Article de Seong Hyeon Choi paru sur le South China Morning Post.
La Chine et le Belarus ont entamé un exercice militaire conjoint dans une région frontalière proche de la Pologne et de l’Ukraine, ce qui risque de susciter des inquiétudes en Europe.
L’ « entraînement antiterroriste » – connu sous le nom d’Eagle Assault – se déroule près de la ville de Brest, dans l’ouest du Belarus, conformément à un « plan annuel et à un consensus », a déclaré dimanche le ministère chinois de la Défense.
Il a précisé que l’exercice se déroulerait entre le début et la mi-juillet et qu’il serait axé sur les sauvetages d’otages et les opérations antiterroristes conjointes.

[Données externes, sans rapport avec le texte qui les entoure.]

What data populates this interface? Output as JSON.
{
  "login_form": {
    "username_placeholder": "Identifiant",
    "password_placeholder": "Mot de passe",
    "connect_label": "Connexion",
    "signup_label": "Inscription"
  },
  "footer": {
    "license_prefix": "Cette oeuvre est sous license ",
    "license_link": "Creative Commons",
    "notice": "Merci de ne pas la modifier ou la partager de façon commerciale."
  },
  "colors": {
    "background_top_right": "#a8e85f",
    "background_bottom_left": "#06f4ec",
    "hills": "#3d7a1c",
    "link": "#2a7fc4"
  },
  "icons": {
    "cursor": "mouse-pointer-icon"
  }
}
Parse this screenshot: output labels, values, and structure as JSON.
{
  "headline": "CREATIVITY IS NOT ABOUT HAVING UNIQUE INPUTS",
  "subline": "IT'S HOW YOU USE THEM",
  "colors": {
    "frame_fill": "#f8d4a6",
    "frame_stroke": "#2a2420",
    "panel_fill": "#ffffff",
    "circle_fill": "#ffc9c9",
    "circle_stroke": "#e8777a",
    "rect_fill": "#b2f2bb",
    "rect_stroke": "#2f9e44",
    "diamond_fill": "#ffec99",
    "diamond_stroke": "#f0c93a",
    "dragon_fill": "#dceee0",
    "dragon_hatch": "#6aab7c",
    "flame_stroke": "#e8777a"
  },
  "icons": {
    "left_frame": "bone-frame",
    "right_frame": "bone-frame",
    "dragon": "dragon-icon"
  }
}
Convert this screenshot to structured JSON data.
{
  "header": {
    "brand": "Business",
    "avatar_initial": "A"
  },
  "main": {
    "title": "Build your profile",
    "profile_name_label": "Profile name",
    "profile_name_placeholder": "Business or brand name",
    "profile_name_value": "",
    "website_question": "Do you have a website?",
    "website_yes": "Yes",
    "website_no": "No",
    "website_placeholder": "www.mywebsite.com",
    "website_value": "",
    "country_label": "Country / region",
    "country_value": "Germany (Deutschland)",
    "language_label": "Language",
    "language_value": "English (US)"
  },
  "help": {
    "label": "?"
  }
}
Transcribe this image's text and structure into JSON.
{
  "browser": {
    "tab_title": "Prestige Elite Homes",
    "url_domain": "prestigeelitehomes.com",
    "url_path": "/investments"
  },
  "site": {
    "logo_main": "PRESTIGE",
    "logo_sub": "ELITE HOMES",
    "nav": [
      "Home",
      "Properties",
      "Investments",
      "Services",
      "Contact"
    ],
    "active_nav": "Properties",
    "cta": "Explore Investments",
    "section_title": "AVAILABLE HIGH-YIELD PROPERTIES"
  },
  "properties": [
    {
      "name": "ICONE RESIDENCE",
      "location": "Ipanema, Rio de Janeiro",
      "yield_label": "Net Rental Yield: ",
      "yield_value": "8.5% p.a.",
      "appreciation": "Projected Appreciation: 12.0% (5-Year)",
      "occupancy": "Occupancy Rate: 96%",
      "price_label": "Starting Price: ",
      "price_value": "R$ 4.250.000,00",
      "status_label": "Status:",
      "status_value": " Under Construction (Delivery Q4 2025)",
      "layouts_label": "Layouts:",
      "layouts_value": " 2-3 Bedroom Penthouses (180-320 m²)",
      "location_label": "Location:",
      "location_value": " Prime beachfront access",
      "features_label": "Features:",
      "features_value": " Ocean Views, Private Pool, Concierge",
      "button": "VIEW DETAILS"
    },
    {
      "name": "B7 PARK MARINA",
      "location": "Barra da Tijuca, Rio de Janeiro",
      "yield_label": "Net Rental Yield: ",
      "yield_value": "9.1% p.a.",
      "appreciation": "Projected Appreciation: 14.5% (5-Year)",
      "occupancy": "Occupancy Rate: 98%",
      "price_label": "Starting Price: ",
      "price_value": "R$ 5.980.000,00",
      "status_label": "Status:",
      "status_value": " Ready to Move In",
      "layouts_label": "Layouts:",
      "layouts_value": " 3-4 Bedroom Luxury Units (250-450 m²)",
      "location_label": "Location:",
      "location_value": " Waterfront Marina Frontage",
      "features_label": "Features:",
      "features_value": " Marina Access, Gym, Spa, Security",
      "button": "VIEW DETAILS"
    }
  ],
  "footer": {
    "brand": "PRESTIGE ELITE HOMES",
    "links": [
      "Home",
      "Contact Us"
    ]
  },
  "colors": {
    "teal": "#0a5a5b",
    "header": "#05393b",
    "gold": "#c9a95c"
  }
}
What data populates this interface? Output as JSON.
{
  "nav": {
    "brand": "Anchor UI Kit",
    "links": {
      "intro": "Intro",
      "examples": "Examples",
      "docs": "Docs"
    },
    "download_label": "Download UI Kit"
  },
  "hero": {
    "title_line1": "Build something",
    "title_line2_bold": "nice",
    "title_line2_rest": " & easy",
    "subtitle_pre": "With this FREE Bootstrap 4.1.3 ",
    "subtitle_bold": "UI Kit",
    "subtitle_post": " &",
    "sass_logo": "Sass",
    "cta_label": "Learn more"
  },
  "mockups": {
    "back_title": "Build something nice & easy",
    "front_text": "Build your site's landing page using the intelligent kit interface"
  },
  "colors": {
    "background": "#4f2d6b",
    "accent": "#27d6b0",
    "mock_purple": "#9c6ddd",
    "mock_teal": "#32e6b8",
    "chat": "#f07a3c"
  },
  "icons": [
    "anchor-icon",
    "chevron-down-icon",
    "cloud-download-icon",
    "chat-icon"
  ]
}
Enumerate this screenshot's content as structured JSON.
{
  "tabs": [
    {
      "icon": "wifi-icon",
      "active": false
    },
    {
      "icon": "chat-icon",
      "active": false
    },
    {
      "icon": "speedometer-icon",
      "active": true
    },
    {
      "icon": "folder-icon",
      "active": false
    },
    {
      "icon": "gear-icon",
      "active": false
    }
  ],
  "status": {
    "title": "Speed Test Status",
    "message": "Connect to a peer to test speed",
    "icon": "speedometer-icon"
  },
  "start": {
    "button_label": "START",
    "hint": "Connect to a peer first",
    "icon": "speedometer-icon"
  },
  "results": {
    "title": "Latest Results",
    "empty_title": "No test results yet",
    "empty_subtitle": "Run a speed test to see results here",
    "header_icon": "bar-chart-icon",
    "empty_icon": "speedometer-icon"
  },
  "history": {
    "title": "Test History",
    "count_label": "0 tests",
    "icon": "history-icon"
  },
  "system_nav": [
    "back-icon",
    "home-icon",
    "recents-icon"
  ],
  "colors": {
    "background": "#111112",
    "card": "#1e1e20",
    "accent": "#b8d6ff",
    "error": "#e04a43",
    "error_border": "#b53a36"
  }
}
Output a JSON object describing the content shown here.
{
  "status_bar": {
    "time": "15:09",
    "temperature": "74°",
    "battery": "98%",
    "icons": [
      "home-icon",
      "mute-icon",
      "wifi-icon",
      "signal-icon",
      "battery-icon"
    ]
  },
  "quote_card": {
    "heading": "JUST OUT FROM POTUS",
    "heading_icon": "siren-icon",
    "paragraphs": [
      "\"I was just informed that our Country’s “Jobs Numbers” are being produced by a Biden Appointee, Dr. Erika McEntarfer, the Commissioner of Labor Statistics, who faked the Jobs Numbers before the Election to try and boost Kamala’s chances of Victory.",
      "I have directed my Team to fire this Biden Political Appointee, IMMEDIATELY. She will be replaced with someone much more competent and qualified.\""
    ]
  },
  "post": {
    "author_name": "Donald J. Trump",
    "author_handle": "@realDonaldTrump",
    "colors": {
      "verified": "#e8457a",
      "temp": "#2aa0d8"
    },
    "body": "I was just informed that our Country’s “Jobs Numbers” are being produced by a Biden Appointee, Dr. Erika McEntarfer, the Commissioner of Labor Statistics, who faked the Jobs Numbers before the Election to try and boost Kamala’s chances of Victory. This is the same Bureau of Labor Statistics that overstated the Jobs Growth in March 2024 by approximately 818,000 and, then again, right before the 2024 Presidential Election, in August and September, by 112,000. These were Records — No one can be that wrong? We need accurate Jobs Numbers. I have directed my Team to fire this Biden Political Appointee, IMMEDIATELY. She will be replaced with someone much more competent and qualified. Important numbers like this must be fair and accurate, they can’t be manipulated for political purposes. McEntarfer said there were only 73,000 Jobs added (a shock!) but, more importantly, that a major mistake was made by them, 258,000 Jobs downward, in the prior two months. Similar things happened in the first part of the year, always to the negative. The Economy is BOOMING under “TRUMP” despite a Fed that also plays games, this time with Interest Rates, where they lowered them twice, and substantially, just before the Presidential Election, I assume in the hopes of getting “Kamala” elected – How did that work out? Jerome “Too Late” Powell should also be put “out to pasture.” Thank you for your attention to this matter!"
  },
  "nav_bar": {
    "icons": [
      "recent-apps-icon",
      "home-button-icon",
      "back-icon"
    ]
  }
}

Le ministère biélorusse de la défense a déclaré samedi que des troupes chinoises étaient arrivées en Biélorussie pour les exercices, qui se dérouleront du 8 au 19 juillet.
C’est la première fois que la Chine envoie du personnel militaire au Belarus pour s’entraîner. Leur dernier exercice conjoint connu était l’exercice Eagle Assault 2018, qui s’est déroulé dans la province de Shandong, dans l’est de la Chine.
La Chine et le Belarus ont également participé à l’exercice militaire multilatéral conjoint Vostok organisé par la Russie en août 2022.
Les deux pays se sont engagés à organiser davantage d’exercices militaires conjoints en août dernier, lorsque le chef de la défense chinois de l’époque, Li Shangfu, a rencontré le président du Belarus, Alexandre Loukachenko, à Minsk.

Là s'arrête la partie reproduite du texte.